Publié le : 28 novembre 2017

Facebook a mis au point un « logiciel de reconnaissance des tendances suicidaires chez ses utilisateurs ». L’entreprise récoltait déjà de « nombreuses données sur ses 2,1 milliards d’utilisateurs à des fins publicitaires », mais « n’était pas jusque-là réputée pour scruter les discussions dans le but de détecter les comportements dangereux, hormis les conversations suspectes entre des enfants et des adultes pouvant être des prédateurs sexuels ».

 

Le logiciel, dont on ne connait rien ou presque des aspects techniques, recherche dans les publications ou les commentaires des expressions annonciatrices d’un suicide. « S’il détecte un potentiel passage à l’acte », des employés de Facebook sont alertés ; ils peuvent faire appel aux autorités locales.
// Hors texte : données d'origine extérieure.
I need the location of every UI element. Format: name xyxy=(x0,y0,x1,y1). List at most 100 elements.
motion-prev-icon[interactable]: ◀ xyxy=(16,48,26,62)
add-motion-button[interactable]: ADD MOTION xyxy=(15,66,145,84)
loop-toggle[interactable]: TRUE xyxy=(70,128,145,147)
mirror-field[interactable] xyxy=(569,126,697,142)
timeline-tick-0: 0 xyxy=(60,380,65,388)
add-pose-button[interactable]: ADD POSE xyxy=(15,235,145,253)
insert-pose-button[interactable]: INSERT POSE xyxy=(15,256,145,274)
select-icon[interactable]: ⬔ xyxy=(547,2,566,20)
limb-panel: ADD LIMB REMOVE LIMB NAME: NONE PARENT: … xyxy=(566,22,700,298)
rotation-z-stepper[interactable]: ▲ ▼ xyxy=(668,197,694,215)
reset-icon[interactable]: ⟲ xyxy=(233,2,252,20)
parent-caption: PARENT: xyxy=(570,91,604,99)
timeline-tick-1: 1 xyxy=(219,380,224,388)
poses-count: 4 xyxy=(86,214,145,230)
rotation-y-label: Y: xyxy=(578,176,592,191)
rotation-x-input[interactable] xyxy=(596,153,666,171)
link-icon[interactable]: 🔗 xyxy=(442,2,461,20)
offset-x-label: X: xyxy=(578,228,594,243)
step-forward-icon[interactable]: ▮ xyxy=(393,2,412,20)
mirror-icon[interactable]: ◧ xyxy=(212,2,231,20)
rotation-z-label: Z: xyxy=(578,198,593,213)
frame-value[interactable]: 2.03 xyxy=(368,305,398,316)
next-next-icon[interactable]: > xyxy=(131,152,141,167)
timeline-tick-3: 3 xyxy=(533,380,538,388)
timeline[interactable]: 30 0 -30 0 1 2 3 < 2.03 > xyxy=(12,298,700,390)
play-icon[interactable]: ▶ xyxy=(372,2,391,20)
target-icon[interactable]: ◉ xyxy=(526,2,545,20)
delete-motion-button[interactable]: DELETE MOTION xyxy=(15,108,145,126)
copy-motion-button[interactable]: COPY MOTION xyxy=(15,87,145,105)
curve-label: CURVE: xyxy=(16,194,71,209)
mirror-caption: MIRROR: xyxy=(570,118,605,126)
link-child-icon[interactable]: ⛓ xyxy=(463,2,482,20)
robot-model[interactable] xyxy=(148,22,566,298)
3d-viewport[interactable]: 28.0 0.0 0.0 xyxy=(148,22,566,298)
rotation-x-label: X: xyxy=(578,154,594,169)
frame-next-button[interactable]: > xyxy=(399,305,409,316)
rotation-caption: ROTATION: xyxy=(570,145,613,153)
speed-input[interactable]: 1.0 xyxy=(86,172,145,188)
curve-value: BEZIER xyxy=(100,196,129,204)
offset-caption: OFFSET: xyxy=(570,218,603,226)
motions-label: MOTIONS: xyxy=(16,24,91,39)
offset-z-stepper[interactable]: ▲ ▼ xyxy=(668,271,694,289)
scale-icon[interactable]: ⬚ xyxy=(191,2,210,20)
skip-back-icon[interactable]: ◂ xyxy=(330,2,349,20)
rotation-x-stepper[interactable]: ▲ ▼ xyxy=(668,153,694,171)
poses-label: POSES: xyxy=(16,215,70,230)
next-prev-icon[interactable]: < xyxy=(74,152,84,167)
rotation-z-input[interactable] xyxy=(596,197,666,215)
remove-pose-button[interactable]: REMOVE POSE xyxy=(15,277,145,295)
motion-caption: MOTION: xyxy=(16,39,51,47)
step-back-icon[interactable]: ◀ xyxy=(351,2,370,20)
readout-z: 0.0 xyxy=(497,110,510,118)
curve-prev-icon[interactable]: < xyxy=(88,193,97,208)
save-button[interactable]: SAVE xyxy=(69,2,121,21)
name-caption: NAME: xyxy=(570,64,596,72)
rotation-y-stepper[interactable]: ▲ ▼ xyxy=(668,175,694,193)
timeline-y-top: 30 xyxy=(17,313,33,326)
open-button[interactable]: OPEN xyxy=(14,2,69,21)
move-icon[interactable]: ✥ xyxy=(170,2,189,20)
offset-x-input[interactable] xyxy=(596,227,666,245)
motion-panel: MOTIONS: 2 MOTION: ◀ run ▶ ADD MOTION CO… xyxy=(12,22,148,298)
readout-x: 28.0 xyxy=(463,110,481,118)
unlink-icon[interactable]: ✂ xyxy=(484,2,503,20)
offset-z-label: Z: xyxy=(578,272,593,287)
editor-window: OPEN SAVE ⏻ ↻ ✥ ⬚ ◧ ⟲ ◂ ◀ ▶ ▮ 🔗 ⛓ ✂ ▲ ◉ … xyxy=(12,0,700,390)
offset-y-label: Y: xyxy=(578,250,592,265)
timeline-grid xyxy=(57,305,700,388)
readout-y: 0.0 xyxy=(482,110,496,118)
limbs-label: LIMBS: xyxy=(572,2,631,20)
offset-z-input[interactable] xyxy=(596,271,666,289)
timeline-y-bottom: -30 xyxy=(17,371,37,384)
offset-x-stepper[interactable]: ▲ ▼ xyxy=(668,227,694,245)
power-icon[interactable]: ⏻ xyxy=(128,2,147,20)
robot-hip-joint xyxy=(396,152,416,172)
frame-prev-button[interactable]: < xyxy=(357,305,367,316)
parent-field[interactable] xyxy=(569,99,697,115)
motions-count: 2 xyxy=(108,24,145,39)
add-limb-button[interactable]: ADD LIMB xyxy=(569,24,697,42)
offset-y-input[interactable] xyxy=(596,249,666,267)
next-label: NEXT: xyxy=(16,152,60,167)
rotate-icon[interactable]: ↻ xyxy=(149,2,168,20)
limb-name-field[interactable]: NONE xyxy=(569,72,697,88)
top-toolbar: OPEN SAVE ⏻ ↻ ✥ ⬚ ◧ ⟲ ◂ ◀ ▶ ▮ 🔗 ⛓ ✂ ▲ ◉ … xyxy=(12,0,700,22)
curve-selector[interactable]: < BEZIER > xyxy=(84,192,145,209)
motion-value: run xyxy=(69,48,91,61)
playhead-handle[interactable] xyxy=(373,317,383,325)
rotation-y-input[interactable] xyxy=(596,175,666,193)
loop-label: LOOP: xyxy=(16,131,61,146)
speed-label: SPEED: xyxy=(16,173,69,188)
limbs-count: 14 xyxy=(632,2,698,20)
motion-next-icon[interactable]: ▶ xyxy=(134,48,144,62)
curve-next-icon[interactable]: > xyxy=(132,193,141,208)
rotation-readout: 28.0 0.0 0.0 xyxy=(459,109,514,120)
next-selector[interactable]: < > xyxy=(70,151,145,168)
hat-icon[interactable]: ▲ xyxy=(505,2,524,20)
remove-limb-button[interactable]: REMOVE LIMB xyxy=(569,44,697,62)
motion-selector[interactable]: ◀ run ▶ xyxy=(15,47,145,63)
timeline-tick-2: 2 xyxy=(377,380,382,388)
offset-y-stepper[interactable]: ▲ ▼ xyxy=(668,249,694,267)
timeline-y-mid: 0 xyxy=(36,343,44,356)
Le système propose aussi à l’utilisateur concerné ou à ses amis des moyens d’aide comme un numéro d’assistance téléphonique.

 

Analyser les conversations dans d’autres circonstances que les actes violents « comme les meurtres ou les suicides » serait juridiquement « difficile à justifier » selon Ryan Calo, professeur de droit à l’Université de Washington. « Une fois que vous ouvrez la porte, vous pourriez vous demander ce qu’on va chercher d’autre. »

 

Les tests aux Etats-Unis s’étant révélés concluants, l’entreprise a commencé à déployer son système dans d’autres pays sans annoncer quels étaient les états concernés. Il a cependant été précisé que l’Europe ne ferait pas l’objet du dispositif : le droit européen « plus protecteur des données personnelles que le droit américain », rend « difficile ce genre de traitement big data ».